“Is Sustainability Becoming Just an Aesthetic?”


 The fashion industry loves the word “sustainability.” It rolls off the tongue elegantly  ,soft, responsible, almost poetic. But the more I hear it, the more I feel the word drifting away from what it actually means. Somewhere along the journey, sustainability stopped being a commitment and quietly transformed into an aesthetic.



We see brands wrapping their identities in earthy tones and recycled promises. We see campaigns that look more like nature documentaries than design stories. And yet, behind the scenes, the same cycle continues ,mass production, seasonal excess, discarding what doesn’t sell, inventing new “trends” simply to replace the old.

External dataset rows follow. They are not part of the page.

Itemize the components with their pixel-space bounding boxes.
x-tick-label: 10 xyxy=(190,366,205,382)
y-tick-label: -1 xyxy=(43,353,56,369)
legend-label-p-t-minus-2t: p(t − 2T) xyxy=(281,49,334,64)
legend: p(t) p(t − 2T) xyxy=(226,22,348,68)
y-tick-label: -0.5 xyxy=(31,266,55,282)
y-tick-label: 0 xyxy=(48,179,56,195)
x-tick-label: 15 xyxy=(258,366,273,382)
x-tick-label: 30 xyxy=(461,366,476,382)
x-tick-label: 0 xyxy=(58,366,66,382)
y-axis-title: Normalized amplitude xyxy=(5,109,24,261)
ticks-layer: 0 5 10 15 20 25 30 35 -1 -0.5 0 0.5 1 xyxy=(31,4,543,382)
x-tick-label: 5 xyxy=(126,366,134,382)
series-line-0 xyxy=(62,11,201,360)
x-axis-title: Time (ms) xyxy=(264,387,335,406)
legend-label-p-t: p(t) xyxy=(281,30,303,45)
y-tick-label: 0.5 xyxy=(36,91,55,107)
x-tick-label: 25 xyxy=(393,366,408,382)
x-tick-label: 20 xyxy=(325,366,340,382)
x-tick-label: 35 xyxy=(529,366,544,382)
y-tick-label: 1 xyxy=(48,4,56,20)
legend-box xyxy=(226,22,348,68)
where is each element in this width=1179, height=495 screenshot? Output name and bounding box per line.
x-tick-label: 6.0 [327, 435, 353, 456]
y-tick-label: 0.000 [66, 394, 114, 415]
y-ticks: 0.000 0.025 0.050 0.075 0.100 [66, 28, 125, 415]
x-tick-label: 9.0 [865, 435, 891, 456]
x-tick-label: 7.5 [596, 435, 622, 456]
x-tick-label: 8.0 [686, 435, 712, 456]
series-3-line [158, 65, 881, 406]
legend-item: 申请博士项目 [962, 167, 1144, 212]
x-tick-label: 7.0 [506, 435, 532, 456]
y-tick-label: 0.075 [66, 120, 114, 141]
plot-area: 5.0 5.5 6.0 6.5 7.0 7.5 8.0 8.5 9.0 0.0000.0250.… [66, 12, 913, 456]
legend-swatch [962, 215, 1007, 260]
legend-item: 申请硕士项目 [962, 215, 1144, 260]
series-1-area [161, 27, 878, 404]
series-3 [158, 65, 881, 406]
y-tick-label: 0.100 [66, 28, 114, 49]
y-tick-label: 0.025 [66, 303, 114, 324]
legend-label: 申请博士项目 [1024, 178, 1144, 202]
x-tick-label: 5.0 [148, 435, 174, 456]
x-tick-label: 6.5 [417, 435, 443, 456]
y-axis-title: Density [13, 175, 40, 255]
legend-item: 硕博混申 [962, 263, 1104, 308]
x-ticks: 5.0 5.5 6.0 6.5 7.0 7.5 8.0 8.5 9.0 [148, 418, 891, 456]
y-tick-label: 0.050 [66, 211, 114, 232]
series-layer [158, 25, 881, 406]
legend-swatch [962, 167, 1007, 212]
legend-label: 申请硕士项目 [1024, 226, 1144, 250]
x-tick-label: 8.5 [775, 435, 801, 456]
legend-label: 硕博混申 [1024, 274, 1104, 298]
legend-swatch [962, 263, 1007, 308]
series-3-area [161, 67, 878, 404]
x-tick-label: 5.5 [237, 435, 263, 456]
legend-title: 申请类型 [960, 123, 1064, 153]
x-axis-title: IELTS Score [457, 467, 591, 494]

The contradiction is almost artistic.


Real sustainability isn’t glamorous; it’s gritty. It requires questioning everything from how we source to why we produce. It demands slowness in an industry built on acceleration. But instead of confronting this discomfort, many brands choose the easier path: they design the illusion of sustainability.


The truth is, sustainability that looks perfect is usually performative. Because real change is messy. Real responsibility is inconvenient. And real impact rarely fits into an Instagram post.

Sometimes I wonder whether we love the look of sustainability more than the reality of it. Whether the industry has turned “conscious fashion” into a costume we wear when it suits the narrative. Because if sustainability is truly our future, then it shouldn’t be a design theme  it should be the foundation.


The real transformation will happen only when sustainability stops being marketed and finally becomes practiced. When it stops being a mood board and becomes a mindset. When we stop romanticizing it and start respecting it.


Maybe it’s time to remove the filter and face the truth: the most sustainable fashion might not look picture-perfect. And that’s exactly why it matters.

Is Sustainability Becoming Just an Aesthetic?”